Very well written, thank you for the information
Yes, this article does put it in perspective, and well balanced views that does not judge.
Thank you
What a good article so agree with this part >>Western medical professionals who have worked under these conditions have noted how easy it is to unconsciously wipe their faces with their contaminated hands, as they try to keep the sweat streaming into their eyes from blurring their vision. It’s not that personal protective equipment doesn’t work, but that difficult conditions and a high-pressure care situation can compromise the use of personal protective equipment (PPE), sometimes unnoticed.
Well written article that dispels the media frenzy and hysteria about Ebola.
Very helpful info to share. Especially for some of my FB friends who feel that the POTUS should have closed our borders to anyone coming from Africa, especially. Some people are very strongly reacting to all the media hype, so this should hopefully inform them.

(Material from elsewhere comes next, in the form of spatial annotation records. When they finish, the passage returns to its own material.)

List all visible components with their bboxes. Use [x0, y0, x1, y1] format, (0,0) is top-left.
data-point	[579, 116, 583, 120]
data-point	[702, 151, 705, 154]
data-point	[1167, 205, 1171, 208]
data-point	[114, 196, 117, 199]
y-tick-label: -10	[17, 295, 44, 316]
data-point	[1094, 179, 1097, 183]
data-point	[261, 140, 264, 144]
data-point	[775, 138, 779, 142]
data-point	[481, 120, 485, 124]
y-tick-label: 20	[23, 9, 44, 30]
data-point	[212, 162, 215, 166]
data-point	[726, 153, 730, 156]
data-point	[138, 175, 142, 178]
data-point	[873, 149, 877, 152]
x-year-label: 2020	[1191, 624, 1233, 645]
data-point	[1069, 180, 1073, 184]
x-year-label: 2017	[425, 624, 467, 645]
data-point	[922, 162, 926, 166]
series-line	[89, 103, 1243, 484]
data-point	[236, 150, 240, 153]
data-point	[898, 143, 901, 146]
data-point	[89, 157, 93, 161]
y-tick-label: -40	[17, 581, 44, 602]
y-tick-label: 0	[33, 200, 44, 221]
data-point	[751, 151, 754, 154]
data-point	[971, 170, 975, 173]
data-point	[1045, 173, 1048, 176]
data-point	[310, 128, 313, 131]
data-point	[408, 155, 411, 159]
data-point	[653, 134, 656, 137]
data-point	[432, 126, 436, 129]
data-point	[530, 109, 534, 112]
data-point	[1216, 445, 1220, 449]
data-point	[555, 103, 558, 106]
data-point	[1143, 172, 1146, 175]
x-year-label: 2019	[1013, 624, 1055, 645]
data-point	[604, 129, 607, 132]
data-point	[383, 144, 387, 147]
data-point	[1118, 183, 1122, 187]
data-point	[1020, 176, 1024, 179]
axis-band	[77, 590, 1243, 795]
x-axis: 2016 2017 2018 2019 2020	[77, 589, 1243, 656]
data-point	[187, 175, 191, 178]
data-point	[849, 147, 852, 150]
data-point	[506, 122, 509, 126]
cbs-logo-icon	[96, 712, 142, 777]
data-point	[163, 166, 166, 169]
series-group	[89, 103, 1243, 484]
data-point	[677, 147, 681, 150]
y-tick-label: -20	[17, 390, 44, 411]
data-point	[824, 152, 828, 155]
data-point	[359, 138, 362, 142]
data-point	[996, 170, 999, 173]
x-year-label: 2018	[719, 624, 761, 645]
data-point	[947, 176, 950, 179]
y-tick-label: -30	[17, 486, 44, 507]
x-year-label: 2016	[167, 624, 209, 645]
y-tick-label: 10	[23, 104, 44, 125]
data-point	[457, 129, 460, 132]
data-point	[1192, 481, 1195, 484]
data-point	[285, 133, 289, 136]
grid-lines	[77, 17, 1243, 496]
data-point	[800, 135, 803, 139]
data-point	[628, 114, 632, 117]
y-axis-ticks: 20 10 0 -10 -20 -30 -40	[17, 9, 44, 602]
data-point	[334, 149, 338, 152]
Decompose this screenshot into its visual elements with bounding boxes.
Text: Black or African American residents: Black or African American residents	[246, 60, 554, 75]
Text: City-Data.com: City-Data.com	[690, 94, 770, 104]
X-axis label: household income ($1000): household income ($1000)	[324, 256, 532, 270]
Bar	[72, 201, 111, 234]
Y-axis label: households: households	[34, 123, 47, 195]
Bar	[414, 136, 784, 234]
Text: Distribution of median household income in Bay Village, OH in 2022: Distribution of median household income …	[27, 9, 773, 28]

Reblogged this on monica1r and commented:
A nurse’s take on Ebola
Thank you for such a well written, logical, truthful, balanced article. Why aren’t these sorts of articles the ones that are all over the news?
PPE may want to include sweat bands to help prevent accidentally wiping the sweat from ones eyes.
Excellent post!! Thank you!
I read the book “The HotZone” approximately 18 year ago about this virus and found it very interesting. Your post is calm, practical, and should be shared.
Thank you for the clear information. The pictures of the caretakers in masks and goggles raised the question about airborne disease. You explained that they were to protect against sprays of body fluids.
Thank you so much for your practical advise. It has been difficult to sort through all of the media reports and commentary. This is very helpful.